Bloomberg similarly noted in a second June 25 article that both home sales and June car sales estimates are down compared to years prior.

Although the ruling Communist Party’s central bank, the People’s Bank of China, recently announced a series of stimulus measures, including rate cuts, the equities market hasn’t bought the hype.

The Hang Seng Index bottomed May 31 just above 18,000 points before rallying above 20,100 to start June on the back of promised aid.

But in the time since, the markets have given most of the gains back, closing above 18,800 points during the June 26 trading session.

Lu Ting, chief China economist at Nomura, told clients in an analysis note that the curious increase in travel volume combined with reduced spending is a condition “implying either a weaker intention to spend or less purchasing power,” Bloomberg reported.

“As pent-up demand fades and the risk of an economic double-dip becomes more real in coming months, we expect in-person services consumption growth to weaken further,” Lu added.

Not all of China’s economic news is negative. Communist Party messaging outlet Xinhua claimed in a June 25 wire that the China Film Administration reported the movie industry brought in 909 million yuan ($126 million USD) during the Dragon Boat Festival, with “80.08 percent” of revenue being generated from domestic media.

CNBC also reiterated the problems for the Chinese economy in June 11 reporting on reduced online advertiser spend heading into a “618” event similar to Black Friday.
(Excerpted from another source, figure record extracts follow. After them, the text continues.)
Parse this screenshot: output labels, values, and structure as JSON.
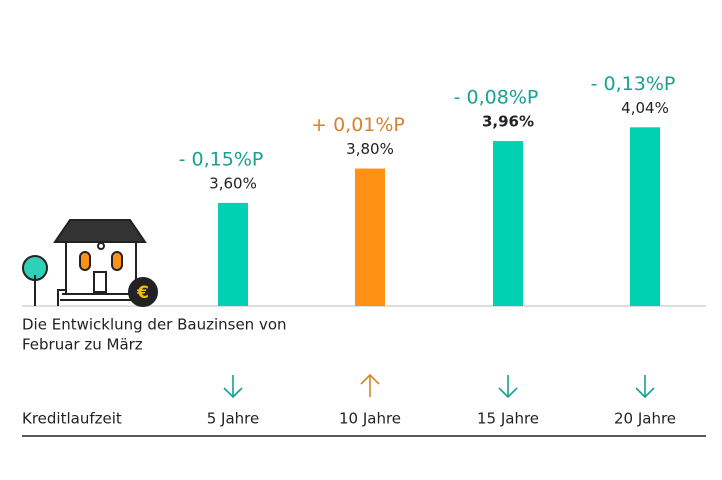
{
  "chart_data": {
    "type": "bar",
    "categories": [
      "5 Jahre",
      "10 Jahre",
      "15 Jahre",
      "20 Jahre"
    ],
    "values": [
      3.6,
      3.8,
      3.96,
      4.04
    ],
    "value_labels": [
      "3,60%",
      "3,80%",
      "3,96%",
      "4,04%"
    ],
    "colors": [
      "#00d1b2",
      "#ff9115",
      "#00d1b2",
      "#00d1b2"
    ],
    "changes": [
      -0.15,
      0.01,
      -0.08,
      -0.13
    ],
    "change_labels": [
      "- 0,15%P",
      "+ 0,01%P",
      "- 0,08%P",
      "- 0,13%P"
    ],
    "change_colors": {
      "down": "#17a291",
      "up": "#d9822b"
    },
    "x_label": "Kreditlaufzeit",
    "caption": [
      "Die Entwicklung der Bauzinsen von",
      "Februar zu März"
    ],
    "ylim": [
      3,
      4.1
    ]
  }
}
An agent for a marketing consulting agency in China told the outlet, “We know it takes exactly the same amount of money to bring the customer into your shop today versus 2021, but the customer is going to spend about 30% less in your shop.”

“For 618, generally of course brands will be trying, but compared to before it’s a bit more tired,” she also said.

Despite the comments, data in the article showed that advertising revenue for every platform besides Alibaba and Weibo was up year over year based on March 31 financial reports from the companies.

Pinduoduo and Tencent claimed in financial reports to have roughly 50 and 18 percent more revenue from their online ad spend respectively compared to the previous year.

The article noted that Chinese government data states that urban residents, on average, benefit from more than 12,000 yuan ($1,700 USD~) in disposable income, a figure up almost 4 percent from the prior year.

Yet the increase stands at odds with a reality wherein much of China’s factories were shuttered and people were held under house arrest for months at a time during Zero COVID social credit.